Bob Hoskins, the British actor whose career included iconic performances in The Long Good Friday, Mona Lisa and Who Framed Roger Rabbit, has died. He was 71.

His agent, Clair Dobbs, said he had developed pneumonia and died in hospital on Tuesday night surrounded by his family.

In a statement, his family said: "We are devastated by the loss of our beloved Bob.

"We ask that you respect our privacy during this time and thank you for your messages of love and support."

The London-raised actor had retired in 2012 following his diagnosis with Parkinson's disease.

Among Bob Hoskins' many other memorable screen performances were Pennies from Heaven (TV), Nixon, Twenty Four SevenFelicia's Journey, A Room for Romeo Brass and Last Orders.

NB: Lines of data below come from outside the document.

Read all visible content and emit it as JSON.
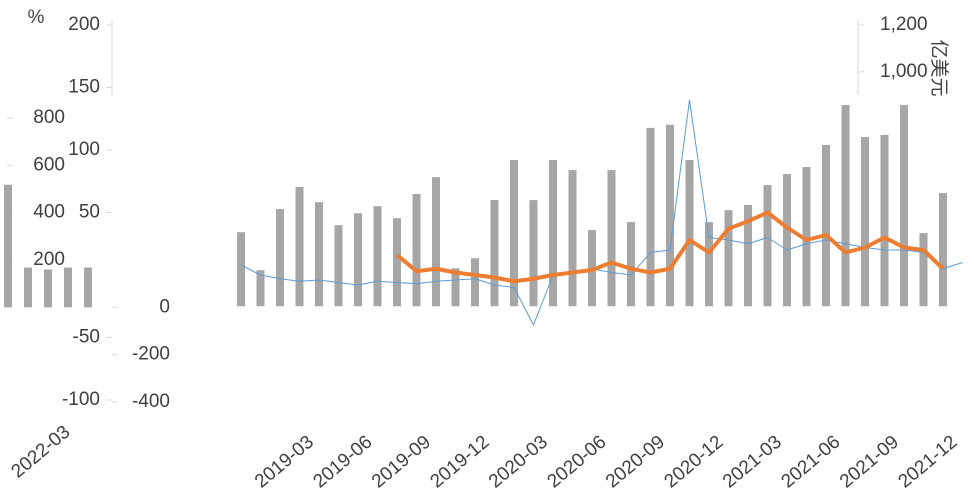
{
  "chart_data": [
    {
      "type": "combo",
      "unit_left": "%",
      "unit_right": "亿美元",
      "categories": [
        null,
        null,
        null,
        "2019-03",
        null,
        null,
        "2019-06",
        null,
        null,
        "2019-09",
        null,
        null,
        "2019-12",
        null,
        null,
        "2020-03",
        null,
        null,
        "2020-06",
        null,
        null,
        "2020-09",
        null,
        null,
        "2020-12",
        null,
        null,
        "2021-03",
        null,
        null,
        "2021-06",
        null,
        null,
        "2021-09",
        null,
        null,
        "2021-12",
        null
      ],
      "ylim": [
        -100,
        200
      ],
      "yticks": [
        -100,
        -50,
        50,
        100,
        150,
        200
      ],
      "y2lim": [
        -400,
        1200
      ],
      "y2ticks": [
        {
          "value": 1000,
          "label": "1,000"
        },
        {
          "value": 1200,
          "label": "1,200"
        }
      ],
      "series": [
        {
          "type": "bar",
          "axis": "y2",
          "color": "#a6a6a6",
          "values": [
            316,
            154,
            415,
            509,
            444,
            346,
            397,
            427,
            376,
            479,
            551,
            162,
            205,
            453,
            624,
            453,
            624,
            581,
            325,
            581,
            359,
            761,
            774,
            624,
            359,
            410,
            432,
            517,
            564,
            594,
            688,
            859,
            722,
            731,
            859,
            312,
            483,
            null
          ]
        },
        {
          "type": "line",
          "color": "#5b9bd5",
          "width": 1,
          "values": [
            8,
            0,
            -3,
            -5,
            -4,
            -6,
            -8,
            -5,
            -6,
            -7,
            -5,
            -4,
            -3,
            -8,
            -10,
            -40,
            0,
            3,
            5,
            2,
            0,
            18,
            20,
            140,
            30,
            28,
            25,
            30,
            20,
            25,
            28,
            25,
            22,
            20,
            20,
            18,
            5,
            10
          ]
        },
        {
          "type": "line",
          "color": "#ed7d31",
          "width": 4,
          "values": [
            null,
            null,
            null,
            null,
            null,
            null,
            null,
            null,
            16,
            3,
            5,
            2,
            0,
            -2,
            -5,
            -3,
            0,
            2,
            4,
            10,
            5,
            2,
            5,
            28,
            18,
            37,
            43,
            50,
            38,
            28,
            32,
            18,
            22,
            30,
            22,
            20,
            5,
            null
          ]
        }
      ]
    },
    {
      "type": "bar",
      "categories": [
        null,
        "2022-03",
        null,
        null,
        null
      ],
      "ylim": [
        -400,
        800
      ],
      "yticks": [
        800,
        600,
        400,
        200,
        0,
        -200,
        -400
      ],
      "color": "#a6a6a6",
      "values": [
        518,
        168,
        160,
        168,
        168
      ]
    }
  ]
}
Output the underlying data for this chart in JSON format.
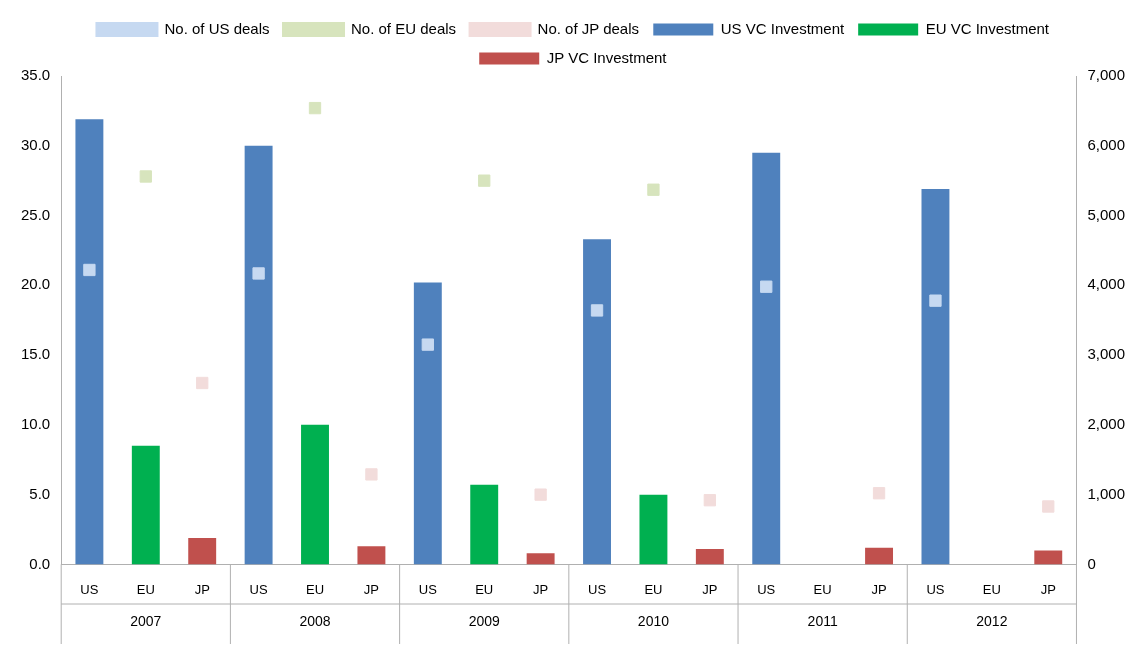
{
  "chart_data": {
    "type": "bar",
    "categories": [
      "US",
      "EU",
      "JP",
      "US",
      "EU",
      "JP",
      "US",
      "EU",
      "JP",
      "US",
      "EU",
      "JP",
      "US",
      "EU",
      "JP",
      "US",
      "EU",
      "JP"
    ],
    "series": [
      {
        "name": "US VC Investment",
        "color": "#4f81bd",
        "values": [
          31.9,
          null,
          null,
          30.0,
          null,
          null,
          20.2,
          null,
          null,
          23.3,
          null,
          null,
          29.5,
          null,
          null,
          26.9,
          null,
          null
        ]
      },
      {
        "name": "No. of US deals",
        "type": "scatter",
        "axis": "y2",
        "marker": "square",
        "color": "#c6d9f1",
        "values": [
          4220,
          null,
          null,
          4170,
          null,
          null,
          3150,
          null,
          null,
          3640,
          null,
          null,
          3980,
          null,
          null,
          3780,
          null,
          null
        ]
      },
      {
        "name": "EU VC Investment",
        "color": "#00b050",
        "values": [
          null,
          8.5,
          null,
          null,
          10.0,
          null,
          null,
          5.7,
          null,
          null,
          5.0,
          null,
          null,
          null,
          null,
          null,
          null,
          null
        ]
      },
      {
        "name": "No. of EU deals",
        "type": "scatter",
        "axis": "y2",
        "marker": "square",
        "color": "#d7e4bd",
        "values": [
          null,
          5560,
          null,
          null,
          6540,
          null,
          null,
          5500,
          null,
          null,
          5370,
          null,
          null,
          null,
          null,
          null,
          null,
          null
        ]
      },
      {
        "name": "JP VC Investment",
        "color": "#c0504d",
        "values": [
          null,
          null,
          1.9,
          null,
          null,
          1.3,
          null,
          null,
          0.8,
          null,
          null,
          1.1,
          null,
          null,
          1.2,
          null,
          null,
          1.0
        ]
      },
      {
        "name": "No. of JP deals",
        "type": "scatter",
        "axis": "y2",
        "marker": "square",
        "color": "#f2dcdb",
        "values": [
          null,
          null,
          2600,
          null,
          null,
          1290,
          null,
          null,
          1000,
          null,
          null,
          920,
          null,
          null,
          1020,
          null,
          null,
          830
        ]
      }
    ],
    "ylim": [
      0,
      35
    ],
    "yticks": [
      {
        "value": 0,
        "label": "0.0"
      },
      {
        "value": 5,
        "label": "5.0"
      },
      {
        "value": 10,
        "label": "10.0"
      },
      {
        "value": 15,
        "label": "15.0"
      },
      {
        "value": 20,
        "label": "20.0"
      },
      {
        "value": 25,
        "label": "25.0"
      },
      {
        "value": 30,
        "label": "30.0"
      },
      {
        "value": 35,
        "label": "35.0"
      }
    ],
    "y2lim": [
      0,
      7000
    ],
    "y2ticks": [
      0,
      {
        "value": 1000,
        "label": "1,000"
      },
      {
        "value": 2000,
        "label": "2,000"
      },
      {
        "value": 3000,
        "label": "3,000"
      },
      {
        "value": 4000,
        "label": "4,000"
      },
      {
        "value": 5000,
        "label": "5,000"
      },
      {
        "value": 6000,
        "label": "6,000"
      },
      {
        "value": 7000,
        "label": "7,000"
      }
    ],
    "annotations": [
      "2007",
      "2008",
      "2009",
      "2010",
      "2011",
      "2012"
    ],
    "grid": false,
    "legend": "top"
  }
}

He was Oscar-nominated for Mona Lisa and won Golden Globe, BAFTA and Cannes awards for his performance in the Neil Jordan film. He won an International Emmy in 2010 for his work on the BBC TV series The Street.

Paying tribute on Twitter, actor and author Stephen Fry said: "The Long Good Friday one of the best British movies of the modern era. A marvellous man."

James Woods, who starred opposite Bob Hoskins in Nixon, wrote: "Oh man, what a terrible loss. A great guy and a superb artist."

Samuel L Jackson wrote: "Truly saddened by the passing of Bob Hoskins! A truly Gigantic talent & a Gentleman. R.I.P."

The League of Gentlemen's Mark Gatiss, who was Bob Hoskins' co-star in a production of The Wind in the Willows for the BBC, tweeted: "So sad to hear we've lost the great Bob Hoskins. A true gent & an inspiration. Happy memories of 'the Willows' in '06."

Nick Frost, who co-starred with Bob Hoskins in Snow White and the Huntsman, tweeted: "Terribly sad news about Bob Hoskins. A pleasure to have shared the screen with you mate. An Actors actor and a gentleman to boot. RIP."

Frost added: "If you want to see Bob in full flow watch The Long Good Friday. A tour de force. The long shot at the end of Bob in the taxi is amazing."